Publisher Bethesda announced the game’s recommended PC specifications on its blog a little while ago, saying PC gamers will need graphics cards that have 4GB of video memory, a quad-core Core i7 processor and 64-bit editions of either Windows 7 or 8 in order to enjoy the game as the team intended. That’s in addition to 50GB of free hard drive space and 4GB of system RAM.
Bethesda added that “If you’re trying to play with a rig with settings below these requirements (you should plan to have 4GB of VRAM regardless), we cannot guarantee optimal performance.”
The reason that’s such a big ask is 4GB of VRAM is unique to only the fastest and most expensive graphics cards available today, and Core i7 processors and 64-bit operating systems are mostly found in high-performance enthusiast PCs. Essentially, these requirements are going to prevent a lot of people from enjoying the game on PC as the designers intended.

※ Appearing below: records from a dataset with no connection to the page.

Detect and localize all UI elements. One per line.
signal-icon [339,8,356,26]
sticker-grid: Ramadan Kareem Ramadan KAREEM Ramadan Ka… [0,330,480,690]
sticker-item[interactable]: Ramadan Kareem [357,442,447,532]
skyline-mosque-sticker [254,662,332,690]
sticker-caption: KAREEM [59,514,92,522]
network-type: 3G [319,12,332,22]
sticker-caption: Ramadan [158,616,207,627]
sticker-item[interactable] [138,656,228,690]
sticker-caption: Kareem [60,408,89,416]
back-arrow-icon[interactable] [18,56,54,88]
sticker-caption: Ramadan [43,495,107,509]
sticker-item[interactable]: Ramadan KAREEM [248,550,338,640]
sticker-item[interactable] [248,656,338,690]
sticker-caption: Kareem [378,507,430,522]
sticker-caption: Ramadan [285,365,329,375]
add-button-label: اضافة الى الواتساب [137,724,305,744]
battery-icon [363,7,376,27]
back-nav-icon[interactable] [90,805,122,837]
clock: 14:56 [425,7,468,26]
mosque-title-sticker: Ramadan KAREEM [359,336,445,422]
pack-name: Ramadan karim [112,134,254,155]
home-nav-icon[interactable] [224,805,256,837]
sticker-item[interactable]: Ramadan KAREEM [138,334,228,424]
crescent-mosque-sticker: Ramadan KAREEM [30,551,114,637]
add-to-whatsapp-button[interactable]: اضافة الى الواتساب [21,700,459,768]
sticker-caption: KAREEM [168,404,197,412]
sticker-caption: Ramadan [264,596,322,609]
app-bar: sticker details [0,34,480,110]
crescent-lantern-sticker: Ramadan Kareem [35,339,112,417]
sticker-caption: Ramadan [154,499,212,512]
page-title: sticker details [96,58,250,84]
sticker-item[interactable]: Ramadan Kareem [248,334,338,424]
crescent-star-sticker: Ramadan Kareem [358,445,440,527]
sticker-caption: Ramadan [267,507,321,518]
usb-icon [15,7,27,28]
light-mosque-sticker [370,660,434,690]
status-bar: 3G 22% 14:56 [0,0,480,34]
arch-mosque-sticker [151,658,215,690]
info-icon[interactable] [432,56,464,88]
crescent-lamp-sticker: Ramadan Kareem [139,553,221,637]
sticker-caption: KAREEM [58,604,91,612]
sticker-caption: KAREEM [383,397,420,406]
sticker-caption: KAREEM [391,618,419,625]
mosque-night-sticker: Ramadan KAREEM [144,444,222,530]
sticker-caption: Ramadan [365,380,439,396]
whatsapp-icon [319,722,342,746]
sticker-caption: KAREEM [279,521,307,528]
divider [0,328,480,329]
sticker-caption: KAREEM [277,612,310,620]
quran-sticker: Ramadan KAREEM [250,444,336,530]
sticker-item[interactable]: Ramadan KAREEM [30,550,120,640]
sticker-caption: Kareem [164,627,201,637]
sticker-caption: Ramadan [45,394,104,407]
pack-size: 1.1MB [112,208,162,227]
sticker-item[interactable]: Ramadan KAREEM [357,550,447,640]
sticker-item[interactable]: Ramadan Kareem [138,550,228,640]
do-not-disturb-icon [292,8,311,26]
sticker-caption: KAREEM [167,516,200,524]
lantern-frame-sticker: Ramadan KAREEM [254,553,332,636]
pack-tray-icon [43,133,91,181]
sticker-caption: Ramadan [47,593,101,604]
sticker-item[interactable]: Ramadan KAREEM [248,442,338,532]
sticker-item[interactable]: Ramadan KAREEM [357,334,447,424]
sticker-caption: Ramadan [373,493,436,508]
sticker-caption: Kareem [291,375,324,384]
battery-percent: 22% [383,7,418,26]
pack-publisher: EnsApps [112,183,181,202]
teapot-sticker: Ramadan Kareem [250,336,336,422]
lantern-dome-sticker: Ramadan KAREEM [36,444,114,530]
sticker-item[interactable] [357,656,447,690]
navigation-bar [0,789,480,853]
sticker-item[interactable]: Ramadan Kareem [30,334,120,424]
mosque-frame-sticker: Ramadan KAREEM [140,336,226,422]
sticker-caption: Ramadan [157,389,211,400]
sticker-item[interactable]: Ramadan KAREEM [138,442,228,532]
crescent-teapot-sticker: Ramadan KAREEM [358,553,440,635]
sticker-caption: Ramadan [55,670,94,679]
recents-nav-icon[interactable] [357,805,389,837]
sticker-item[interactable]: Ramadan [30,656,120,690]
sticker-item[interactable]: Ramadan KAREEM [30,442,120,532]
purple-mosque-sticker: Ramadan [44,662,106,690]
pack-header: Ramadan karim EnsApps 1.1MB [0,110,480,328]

Looking at Steam’s August 2014 PC hardware survey results, a paltry 1.64% of all gamers that use the platform have 4GB of VRAM. That’s not a lot, although that 14.22% “other” figure implies at least 14% of Steam gamers are running multiple graphics cards with a VRAM total that’s above 4GB. Still, alienating just over 84% of the potential audience for your PC game isn’t exactly smart business.
Recommended ≠ required
You must bear in mind, of course, that “recommended” and “required” are two different things, meaning the game will run on PCs with less beefy hardware, just not as smoothly or with as much eye candy to drool over. But as you read above, the developers don’t really want you to try, which is a bit odd as that’s not how you sell games.

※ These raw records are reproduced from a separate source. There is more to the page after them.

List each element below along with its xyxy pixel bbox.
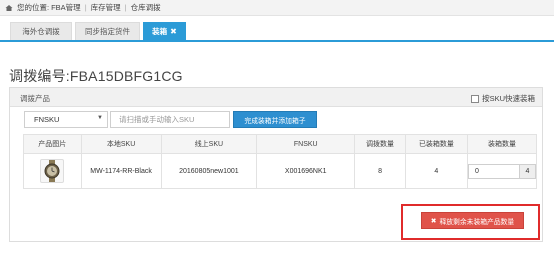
quick-pack-label: 按SKU快速装箱 xyxy=(482,94,535,103)
tab-packing[interactable]: 装箱 ✖ xyxy=(143,22,186,40)
tab-sync-shipment[interactable]: 同步指定货件 xyxy=(75,22,140,40)
breadcrumb-separator: | xyxy=(124,3,127,12)
caret-down-icon: ▼ xyxy=(97,115,103,121)
col-header-packed-qty: 已装箱数量 xyxy=(404,134,468,154)
online-sku-cell: 20160805new1001 xyxy=(160,153,258,189)
breadcrumb-item-fba[interactable]: FBA管理 xyxy=(51,2,81,13)
table-row: MW-1174-RR-Black 20160805new1001 X001696… xyxy=(23,153,538,189)
transfer-qty-cell: 8 xyxy=(354,153,406,189)
pack-qty-group: 0 4 xyxy=(467,163,536,179)
breadcrumb-separator: | xyxy=(84,3,87,12)
watch-icon xyxy=(44,160,60,182)
col-header-fnsku: FNSKU xyxy=(256,134,356,154)
local-sku-cell: MW-1174-RR-Black xyxy=(80,153,162,189)
quick-pack-checkbox[interactable] xyxy=(471,94,480,103)
col-header-pack-qty: 装箱数量 xyxy=(466,134,538,154)
pack-qty-max-addon: 4 xyxy=(519,163,536,179)
pack-qty-input[interactable]: 0 xyxy=(467,163,520,179)
pack-qty-cell: 0 4 xyxy=(466,153,538,189)
home-icon[interactable] xyxy=(4,3,13,12)
fnsku-cell: X001696NK1 xyxy=(256,153,356,189)
products-table: 产品图片 本地SKU 线上SKU FNSKU 调拨数量 已装箱数量 装箱数量 M… xyxy=(23,134,538,189)
product-thumbnail[interactable] xyxy=(40,159,65,183)
sku-scan-placeholder: 请扫描或手动输入SKU xyxy=(119,115,195,124)
sku-scan-input[interactable]: 请扫描或手动输入SKU xyxy=(110,111,230,128)
finish-pack-add-box-button[interactable]: 完成装箱并添加箱子 xyxy=(233,111,317,128)
table-header-row: 产品图片 本地SKU 线上SKU FNSKU 调拨数量 已装箱数量 装箱数量 xyxy=(23,134,538,154)
tab-bar: 海外仓调拨 同步指定货件 装箱 ✖ xyxy=(0,18,554,42)
panel-title: 调拨产品 xyxy=(20,94,50,103)
sku-type-select[interactable]: FNSKU ▼ xyxy=(24,111,108,128)
finish-pack-add-box-label: 完成装箱并添加箱子 xyxy=(244,117,306,125)
panel-header: 调拨产品 按SKU快速装箱 xyxy=(10,88,542,107)
sku-type-value: FNSKU xyxy=(34,115,60,124)
col-header-online-sku: 线上SKU xyxy=(160,134,258,154)
product-image-cell xyxy=(23,153,82,189)
tab-label: 装箱 xyxy=(152,27,168,36)
annotation-highlight-box xyxy=(401,204,540,240)
col-header-transfer-qty: 调拨数量 xyxy=(354,134,406,154)
breadcrumb: 您的位置: FBA管理 | 库存管理 | 仓库调拨 xyxy=(0,0,554,16)
breadcrumb-item-inventory[interactable]: 库存管理 xyxy=(91,2,121,13)
breadcrumb-prefix: 您的位置: xyxy=(17,3,50,12)
col-header-image: 产品图片 xyxy=(23,134,82,154)
tab-overseas-transfer[interactable]: 海外仓调拨 xyxy=(10,22,72,40)
close-icon[interactable]: ✖ xyxy=(170,27,177,36)
col-header-local-sku: 本地SKU xyxy=(80,134,162,154)
tab-label: 同步指定货件 xyxy=(85,27,130,36)
packed-qty-cell: 4 xyxy=(404,153,468,189)
page-title: 调拨编号:FBA15DBFG1CG xyxy=(9,68,183,84)
quick-pack-toggle[interactable]: 按SKU快速装箱 xyxy=(471,93,535,104)
tab-label: 海外仓调拨 xyxy=(22,27,60,36)
breadcrumb-item-transfer[interactable]: 仓库调拨 xyxy=(131,2,161,13)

Commenters on the blog story – particularly those with recently-purchased graphics cards that have only 2GB or 3GB of VRAM – are outraged at the steep requirements especially as the game is coming for previous-gen Xboxes and PlayStations that have far inferior hardware. A Bethesda rep replied in the comments, countering those objections by saying “the PC release is intended as a next generation experience”.

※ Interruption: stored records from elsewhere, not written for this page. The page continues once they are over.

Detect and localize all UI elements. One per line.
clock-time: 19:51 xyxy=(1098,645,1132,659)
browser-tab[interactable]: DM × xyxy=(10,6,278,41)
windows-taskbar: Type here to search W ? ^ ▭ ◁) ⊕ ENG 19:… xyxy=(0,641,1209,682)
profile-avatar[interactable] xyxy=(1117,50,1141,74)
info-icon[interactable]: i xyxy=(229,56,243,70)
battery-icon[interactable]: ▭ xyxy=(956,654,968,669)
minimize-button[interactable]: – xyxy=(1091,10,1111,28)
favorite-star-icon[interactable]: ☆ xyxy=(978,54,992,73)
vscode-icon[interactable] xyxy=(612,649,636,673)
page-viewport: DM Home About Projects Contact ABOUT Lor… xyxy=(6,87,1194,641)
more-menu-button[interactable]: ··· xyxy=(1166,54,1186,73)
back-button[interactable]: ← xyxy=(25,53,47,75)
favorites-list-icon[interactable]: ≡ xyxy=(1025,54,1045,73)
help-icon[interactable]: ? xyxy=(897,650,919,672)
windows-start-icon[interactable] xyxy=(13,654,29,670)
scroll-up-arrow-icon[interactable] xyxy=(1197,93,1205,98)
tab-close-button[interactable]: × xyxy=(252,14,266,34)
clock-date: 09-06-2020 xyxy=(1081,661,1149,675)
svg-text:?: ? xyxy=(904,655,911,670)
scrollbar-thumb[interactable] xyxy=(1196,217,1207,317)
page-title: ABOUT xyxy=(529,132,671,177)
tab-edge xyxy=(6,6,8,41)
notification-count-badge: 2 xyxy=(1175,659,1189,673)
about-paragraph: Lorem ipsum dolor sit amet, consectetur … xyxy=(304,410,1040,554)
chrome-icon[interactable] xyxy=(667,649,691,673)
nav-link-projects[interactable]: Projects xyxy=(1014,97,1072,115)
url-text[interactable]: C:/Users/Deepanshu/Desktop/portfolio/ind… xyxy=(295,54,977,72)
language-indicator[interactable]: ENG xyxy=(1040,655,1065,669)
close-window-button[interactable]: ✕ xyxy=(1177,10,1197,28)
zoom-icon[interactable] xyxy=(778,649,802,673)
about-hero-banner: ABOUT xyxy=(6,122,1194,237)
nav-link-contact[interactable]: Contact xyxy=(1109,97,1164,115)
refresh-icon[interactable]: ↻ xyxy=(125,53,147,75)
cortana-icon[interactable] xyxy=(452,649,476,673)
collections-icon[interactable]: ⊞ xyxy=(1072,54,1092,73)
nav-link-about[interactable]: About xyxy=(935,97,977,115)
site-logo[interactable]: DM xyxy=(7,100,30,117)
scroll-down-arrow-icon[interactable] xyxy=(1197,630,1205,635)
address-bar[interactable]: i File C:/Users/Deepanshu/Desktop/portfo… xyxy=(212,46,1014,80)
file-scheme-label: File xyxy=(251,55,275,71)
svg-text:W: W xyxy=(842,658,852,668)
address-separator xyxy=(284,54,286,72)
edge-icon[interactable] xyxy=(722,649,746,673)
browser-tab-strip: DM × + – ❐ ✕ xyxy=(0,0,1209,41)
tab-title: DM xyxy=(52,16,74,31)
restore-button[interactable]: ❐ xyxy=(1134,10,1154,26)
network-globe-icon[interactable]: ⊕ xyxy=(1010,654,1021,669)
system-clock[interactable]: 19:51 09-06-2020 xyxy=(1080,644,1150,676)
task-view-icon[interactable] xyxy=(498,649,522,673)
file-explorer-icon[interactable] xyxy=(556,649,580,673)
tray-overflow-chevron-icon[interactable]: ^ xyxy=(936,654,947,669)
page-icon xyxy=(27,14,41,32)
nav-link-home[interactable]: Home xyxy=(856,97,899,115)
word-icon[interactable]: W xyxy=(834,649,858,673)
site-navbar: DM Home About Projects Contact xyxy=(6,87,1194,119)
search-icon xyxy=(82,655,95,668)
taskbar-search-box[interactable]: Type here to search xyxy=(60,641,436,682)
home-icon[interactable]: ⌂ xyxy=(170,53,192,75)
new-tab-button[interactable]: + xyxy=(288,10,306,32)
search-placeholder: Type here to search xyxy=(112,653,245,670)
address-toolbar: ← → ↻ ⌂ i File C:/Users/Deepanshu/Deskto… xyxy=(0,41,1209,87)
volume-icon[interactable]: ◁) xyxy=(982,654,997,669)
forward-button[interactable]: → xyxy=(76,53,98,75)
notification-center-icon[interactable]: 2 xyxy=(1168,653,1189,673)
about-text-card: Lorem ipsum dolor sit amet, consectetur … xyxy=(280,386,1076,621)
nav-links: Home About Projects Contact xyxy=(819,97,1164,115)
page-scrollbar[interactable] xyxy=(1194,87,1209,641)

Apparently the reason for the huge installation and VRAM requirement is the uncompressed audio and massive textures the developers used to make the game sound and look like a proper next-gen title, so presumably there will be a considerable difference in its presentation on PC.
Unfortunately, gamers can be a fickle bunch and many commenters have confirmed they’re cancelling their preorders for the game based on this news.
PlayStation 4 and Xbox One gamers are unaffected by this, as they will be able to run the game as intended by the developers thanks to the 8GB of RAM that’s shared between those consoles’ operating systems and graphics chips.
Reasons to be upset
The Evil Within is a survival horror game from Shinji Mikami, the man behind the Resident Evil series. There is a lot of interest in the game as it promises to return to Resident Evil’s survival-horror roots and away from the action-oriented shootfests that Resident Evil 4 through 6 became.
Trailers of the game look utterly insane, with over-the-top gore and some seriously disturbing characters, locations and awful things happening to people that really shouldn’t happen to anyone, anywhere for any reason, and psychological thrills and chills the likes of which we’ve not seen for years. See for yourself:
Are you bothered?
Do the game’s newly-announced PC requirements concern you at all? Let us know on the forum.
Me, I’m actually quite happy at this news as my rig has 4GB of VRAM plus I like seeing developers willing to push the envelope when it comes to PC graphics, like Crysis did back in 2007. Gamers vented their spleens back then too, but the result was a legendary game that was used for years afterward as the benchmark for PC performance.
I just hope The Evil Within on PC looks utterly incredible after all this, because if it doesn’t, Bethesda may be entertaining a crowd of torch-and-pitchfork-wielding PC gamers shortly after its release.
The Evil Within is out on October 14 for PC, Xbox One, Xbox 360, PlayStation 3 and PlayStation 4.